Los Angeles pursues 2024 Olympics
Los Angeles: Los Angeles mayor Antonio Villaraigosa wrote a letter expressing "enthusiastic interest" in bidding for the 2024 Olympics, the US Olympic Committee (USOC) revealed.
Los Angeles, the host city of 1932 and 1984 Games, wants to bring the Olympics back to southern California.
The USOC is deciding whether to bid for the 2024 Games and recently sent a letter to 35 of America`s largest cities to gauge interest. USOC CEO Scott Blackmun said the federation has received a handful of responses and he is pleased with how the process is going.
He said he was "delighted" Los Angeles has expressed interest. "Obviously, LA can handle the Games," Blackmun said Friday after the USOC`s quarterly board meeting.
The 1984 Los Angeles Games were considered a triumph, coming at a time when the US and Soviet Union were trading boycotts, when the Games were largely viewed as money-losing propositions and when cities were reluctant to try for them as Tehran was the only other city that expressed any interest in hosting the 1984 Games.
But Los Angeles lost out to Chicago in the domestic bid process the USOC held to choose its 2016 candidate.
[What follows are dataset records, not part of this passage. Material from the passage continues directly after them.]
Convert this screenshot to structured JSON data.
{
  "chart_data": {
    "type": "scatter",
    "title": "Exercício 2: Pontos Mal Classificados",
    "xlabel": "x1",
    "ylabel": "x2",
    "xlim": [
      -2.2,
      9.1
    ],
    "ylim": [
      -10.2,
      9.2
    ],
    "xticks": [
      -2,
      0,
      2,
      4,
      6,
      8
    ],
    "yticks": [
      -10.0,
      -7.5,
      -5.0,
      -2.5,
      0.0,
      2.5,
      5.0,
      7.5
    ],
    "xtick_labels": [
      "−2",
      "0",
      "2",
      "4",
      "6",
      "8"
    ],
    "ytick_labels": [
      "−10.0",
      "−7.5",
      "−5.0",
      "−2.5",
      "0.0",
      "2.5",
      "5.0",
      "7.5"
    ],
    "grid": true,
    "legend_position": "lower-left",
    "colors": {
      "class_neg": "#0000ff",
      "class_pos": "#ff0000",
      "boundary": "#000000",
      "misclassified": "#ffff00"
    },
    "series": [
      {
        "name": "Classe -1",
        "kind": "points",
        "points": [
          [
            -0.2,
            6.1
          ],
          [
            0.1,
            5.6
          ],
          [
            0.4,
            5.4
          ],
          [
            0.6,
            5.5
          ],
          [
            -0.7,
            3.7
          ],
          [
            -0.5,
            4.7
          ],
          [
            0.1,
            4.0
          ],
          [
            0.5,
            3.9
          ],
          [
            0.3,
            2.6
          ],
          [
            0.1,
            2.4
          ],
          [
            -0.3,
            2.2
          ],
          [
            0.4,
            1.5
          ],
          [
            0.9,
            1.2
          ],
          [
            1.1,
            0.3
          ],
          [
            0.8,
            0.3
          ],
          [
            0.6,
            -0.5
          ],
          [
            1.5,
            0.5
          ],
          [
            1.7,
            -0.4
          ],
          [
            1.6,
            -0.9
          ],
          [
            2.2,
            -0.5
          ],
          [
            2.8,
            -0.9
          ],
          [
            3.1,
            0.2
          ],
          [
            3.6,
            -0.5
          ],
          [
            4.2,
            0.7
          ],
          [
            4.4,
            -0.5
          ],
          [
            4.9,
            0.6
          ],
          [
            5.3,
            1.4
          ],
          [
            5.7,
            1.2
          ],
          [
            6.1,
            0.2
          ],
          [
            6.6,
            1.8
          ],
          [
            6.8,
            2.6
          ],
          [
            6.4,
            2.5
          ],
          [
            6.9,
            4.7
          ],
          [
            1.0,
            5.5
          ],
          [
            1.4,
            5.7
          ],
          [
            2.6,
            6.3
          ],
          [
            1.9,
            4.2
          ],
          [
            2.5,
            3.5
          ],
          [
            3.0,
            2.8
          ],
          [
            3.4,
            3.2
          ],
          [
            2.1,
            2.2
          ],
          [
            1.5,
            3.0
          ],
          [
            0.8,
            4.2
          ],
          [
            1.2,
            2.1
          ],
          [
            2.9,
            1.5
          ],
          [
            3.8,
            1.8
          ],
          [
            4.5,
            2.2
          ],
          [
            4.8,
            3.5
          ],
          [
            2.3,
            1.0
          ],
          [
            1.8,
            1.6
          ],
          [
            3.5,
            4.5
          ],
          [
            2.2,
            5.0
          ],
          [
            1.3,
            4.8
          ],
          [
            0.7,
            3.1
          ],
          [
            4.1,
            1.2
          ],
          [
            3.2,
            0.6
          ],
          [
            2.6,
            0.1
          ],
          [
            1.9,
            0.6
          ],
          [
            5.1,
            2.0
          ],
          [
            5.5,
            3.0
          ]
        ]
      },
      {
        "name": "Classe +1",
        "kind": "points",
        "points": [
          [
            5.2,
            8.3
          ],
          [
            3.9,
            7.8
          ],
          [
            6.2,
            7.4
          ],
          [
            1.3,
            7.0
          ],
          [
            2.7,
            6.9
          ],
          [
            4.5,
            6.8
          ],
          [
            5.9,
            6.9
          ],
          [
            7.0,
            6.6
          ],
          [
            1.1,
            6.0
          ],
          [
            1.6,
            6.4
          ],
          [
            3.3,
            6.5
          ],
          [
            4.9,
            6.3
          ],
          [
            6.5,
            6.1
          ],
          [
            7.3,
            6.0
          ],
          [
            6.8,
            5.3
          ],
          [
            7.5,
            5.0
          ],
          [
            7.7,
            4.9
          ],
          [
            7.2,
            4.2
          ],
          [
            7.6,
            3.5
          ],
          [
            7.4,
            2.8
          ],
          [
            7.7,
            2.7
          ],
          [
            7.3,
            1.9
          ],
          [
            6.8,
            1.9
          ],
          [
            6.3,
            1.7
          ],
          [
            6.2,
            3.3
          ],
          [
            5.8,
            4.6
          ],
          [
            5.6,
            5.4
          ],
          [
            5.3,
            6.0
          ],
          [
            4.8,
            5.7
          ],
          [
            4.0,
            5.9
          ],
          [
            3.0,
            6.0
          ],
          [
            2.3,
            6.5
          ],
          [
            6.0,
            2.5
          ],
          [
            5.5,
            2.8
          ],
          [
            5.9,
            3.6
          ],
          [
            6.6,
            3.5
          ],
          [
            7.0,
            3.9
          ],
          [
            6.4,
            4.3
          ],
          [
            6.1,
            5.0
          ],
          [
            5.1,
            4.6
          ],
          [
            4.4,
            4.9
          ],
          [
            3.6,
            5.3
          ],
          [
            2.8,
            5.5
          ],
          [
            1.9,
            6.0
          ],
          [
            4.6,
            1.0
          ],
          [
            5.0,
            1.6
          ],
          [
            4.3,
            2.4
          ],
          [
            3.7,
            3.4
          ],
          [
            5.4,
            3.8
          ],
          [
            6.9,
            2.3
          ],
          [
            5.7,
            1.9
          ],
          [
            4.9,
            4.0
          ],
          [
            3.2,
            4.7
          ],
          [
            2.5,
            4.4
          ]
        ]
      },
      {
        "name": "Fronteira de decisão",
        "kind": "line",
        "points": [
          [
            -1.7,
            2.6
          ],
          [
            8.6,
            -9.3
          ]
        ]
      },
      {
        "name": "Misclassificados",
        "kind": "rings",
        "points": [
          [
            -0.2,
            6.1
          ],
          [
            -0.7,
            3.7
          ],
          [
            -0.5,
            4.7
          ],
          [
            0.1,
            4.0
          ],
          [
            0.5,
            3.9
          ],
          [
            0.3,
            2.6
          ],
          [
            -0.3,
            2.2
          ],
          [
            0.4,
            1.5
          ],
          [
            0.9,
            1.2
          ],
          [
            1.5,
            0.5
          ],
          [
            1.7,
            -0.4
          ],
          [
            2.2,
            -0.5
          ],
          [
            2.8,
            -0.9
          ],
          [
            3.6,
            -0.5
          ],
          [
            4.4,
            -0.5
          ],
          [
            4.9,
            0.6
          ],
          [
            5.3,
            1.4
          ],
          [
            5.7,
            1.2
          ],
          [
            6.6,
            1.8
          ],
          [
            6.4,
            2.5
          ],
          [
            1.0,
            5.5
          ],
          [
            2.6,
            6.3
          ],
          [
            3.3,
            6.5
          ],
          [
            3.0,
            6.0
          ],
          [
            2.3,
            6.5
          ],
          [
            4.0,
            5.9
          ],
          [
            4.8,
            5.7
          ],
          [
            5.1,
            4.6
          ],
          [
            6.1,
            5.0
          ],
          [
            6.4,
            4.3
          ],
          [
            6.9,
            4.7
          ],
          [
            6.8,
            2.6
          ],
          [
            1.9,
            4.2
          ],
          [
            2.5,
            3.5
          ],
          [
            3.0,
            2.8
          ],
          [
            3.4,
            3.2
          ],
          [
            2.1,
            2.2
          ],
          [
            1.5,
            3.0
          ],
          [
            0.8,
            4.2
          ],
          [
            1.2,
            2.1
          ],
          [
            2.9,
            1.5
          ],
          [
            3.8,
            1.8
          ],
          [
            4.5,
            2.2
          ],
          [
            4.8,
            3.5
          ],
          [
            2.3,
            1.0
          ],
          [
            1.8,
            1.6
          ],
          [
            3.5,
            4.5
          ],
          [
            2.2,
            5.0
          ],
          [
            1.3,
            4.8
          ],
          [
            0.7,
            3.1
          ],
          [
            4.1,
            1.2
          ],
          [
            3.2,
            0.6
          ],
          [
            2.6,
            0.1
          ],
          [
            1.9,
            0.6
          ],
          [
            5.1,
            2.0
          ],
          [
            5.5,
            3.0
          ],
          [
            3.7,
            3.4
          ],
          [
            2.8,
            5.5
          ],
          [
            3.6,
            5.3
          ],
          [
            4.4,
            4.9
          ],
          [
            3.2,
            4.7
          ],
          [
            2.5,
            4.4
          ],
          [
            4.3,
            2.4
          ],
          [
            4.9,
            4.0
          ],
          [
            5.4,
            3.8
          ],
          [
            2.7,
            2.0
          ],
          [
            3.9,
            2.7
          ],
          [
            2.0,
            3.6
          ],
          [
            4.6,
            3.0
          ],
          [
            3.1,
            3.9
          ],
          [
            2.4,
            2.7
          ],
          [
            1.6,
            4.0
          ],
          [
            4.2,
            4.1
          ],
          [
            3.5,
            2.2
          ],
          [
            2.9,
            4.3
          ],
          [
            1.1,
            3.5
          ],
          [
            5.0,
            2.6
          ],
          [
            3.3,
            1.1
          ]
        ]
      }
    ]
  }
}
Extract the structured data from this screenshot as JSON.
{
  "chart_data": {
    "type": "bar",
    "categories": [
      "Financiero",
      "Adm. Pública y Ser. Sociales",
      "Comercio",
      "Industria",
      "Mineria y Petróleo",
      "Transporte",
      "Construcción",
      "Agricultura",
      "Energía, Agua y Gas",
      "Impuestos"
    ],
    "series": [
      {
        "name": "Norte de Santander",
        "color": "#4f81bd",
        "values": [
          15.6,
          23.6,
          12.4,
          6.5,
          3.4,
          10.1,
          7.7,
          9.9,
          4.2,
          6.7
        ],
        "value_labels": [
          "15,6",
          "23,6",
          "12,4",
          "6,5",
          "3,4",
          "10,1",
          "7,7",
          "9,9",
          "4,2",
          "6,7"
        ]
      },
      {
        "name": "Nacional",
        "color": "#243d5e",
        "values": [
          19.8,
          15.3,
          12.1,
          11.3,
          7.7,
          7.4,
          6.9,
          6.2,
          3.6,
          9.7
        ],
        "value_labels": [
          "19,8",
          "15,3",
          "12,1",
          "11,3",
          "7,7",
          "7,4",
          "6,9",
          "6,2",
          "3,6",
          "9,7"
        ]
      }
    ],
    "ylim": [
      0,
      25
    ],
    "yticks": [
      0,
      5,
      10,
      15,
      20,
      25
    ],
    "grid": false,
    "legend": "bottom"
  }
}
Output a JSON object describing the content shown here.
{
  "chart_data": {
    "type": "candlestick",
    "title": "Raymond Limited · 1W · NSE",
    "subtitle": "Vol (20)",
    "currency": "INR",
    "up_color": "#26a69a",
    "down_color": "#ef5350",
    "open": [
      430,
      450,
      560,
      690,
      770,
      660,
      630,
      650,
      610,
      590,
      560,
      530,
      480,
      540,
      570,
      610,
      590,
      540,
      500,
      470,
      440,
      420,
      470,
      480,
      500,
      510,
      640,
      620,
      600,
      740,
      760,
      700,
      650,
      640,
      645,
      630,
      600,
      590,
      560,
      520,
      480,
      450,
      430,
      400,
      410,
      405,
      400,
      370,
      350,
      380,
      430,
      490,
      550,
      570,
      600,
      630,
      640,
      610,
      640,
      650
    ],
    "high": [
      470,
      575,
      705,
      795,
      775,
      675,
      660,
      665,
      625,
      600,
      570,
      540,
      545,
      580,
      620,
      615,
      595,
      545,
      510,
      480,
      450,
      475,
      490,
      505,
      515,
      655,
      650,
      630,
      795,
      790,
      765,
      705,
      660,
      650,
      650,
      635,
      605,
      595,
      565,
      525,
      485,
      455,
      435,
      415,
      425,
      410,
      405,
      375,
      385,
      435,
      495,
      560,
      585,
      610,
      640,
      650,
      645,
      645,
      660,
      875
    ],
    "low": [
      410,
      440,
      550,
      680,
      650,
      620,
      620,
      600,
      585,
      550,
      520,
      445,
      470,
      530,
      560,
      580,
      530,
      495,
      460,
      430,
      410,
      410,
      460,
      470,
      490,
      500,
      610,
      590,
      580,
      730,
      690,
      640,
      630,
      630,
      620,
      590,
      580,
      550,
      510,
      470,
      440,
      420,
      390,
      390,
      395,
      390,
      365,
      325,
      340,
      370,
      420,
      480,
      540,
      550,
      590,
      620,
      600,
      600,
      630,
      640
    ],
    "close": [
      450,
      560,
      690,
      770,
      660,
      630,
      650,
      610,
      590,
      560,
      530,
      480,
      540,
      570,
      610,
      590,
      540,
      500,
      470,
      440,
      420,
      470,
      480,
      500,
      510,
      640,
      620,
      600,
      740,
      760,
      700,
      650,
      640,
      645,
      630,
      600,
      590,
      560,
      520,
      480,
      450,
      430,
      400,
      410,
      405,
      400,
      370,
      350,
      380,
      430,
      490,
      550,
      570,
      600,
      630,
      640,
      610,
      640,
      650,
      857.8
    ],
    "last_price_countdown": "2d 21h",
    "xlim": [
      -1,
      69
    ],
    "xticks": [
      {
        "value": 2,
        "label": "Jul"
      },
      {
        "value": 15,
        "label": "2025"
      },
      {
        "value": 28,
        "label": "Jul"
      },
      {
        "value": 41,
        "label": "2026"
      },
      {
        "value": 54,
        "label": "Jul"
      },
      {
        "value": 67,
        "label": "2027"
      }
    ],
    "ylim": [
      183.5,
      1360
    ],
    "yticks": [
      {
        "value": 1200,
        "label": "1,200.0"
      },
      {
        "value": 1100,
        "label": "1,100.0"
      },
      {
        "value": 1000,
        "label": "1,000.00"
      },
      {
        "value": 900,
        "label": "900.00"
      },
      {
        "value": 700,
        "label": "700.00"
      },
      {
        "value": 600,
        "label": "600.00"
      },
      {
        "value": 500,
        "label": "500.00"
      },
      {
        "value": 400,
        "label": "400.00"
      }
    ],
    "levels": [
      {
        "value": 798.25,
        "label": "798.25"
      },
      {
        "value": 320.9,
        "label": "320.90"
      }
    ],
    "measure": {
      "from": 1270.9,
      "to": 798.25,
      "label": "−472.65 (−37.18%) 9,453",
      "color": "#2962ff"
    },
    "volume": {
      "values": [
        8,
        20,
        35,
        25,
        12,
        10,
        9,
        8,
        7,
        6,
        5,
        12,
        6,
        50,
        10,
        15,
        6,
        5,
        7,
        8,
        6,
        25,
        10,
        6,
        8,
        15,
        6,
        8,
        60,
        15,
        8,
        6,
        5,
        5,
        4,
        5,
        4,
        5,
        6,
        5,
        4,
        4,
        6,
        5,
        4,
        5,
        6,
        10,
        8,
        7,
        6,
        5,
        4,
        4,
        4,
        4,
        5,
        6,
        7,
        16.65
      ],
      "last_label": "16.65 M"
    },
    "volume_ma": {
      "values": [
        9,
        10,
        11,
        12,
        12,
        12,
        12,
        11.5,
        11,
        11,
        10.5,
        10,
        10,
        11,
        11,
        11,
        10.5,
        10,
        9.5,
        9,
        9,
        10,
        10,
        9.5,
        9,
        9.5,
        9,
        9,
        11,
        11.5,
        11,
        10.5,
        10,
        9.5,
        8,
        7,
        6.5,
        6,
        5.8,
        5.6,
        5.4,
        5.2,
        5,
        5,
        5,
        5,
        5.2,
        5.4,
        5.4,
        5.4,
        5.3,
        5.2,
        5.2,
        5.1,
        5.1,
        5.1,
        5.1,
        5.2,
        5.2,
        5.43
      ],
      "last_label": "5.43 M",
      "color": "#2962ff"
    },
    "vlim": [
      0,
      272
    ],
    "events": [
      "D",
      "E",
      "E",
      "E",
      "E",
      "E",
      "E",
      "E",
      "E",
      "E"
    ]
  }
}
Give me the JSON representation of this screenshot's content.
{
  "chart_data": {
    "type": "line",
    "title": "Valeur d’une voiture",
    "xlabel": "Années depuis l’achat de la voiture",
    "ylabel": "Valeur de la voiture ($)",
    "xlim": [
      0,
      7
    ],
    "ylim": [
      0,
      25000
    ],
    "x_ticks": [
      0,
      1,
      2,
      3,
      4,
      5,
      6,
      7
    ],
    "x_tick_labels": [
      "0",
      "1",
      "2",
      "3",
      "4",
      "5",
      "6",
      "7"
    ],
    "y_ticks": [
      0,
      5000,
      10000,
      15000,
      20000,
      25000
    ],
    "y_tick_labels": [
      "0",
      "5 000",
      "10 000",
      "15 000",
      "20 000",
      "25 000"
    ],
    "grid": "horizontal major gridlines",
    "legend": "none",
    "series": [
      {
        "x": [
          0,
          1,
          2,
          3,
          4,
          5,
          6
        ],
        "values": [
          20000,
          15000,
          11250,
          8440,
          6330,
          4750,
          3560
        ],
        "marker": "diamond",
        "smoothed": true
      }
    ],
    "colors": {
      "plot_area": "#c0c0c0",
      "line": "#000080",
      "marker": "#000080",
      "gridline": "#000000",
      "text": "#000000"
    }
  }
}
That was a lengthy, costly, somewhat unwieldy affair that Blackmun said will not be repeated if the USOC decides to try for the 2024 Games.
Los Angeles would be vying to join London as the only three-time hosts. Among those backing a Los Angeles bid include actor Tom Hanks, Walt Disney chair Robert Iger and Magic Johnson.
Leaders in Chicago, which spent around $10 million during the domestic bid process that eventually led to its last-place finish in the 2016 voting, have said they don`t intend to try again.
The United States last hosted the Summer Olympics in 1996 in Atlanta. Salt Lake City hosted the last Winter Games in 2002. Candidates for the 2024 Games must declare themselves by 2015, with the Games awarded in 2017. Blackmun said the USOC will decide in late 2014 whether to field a candidate for 2024.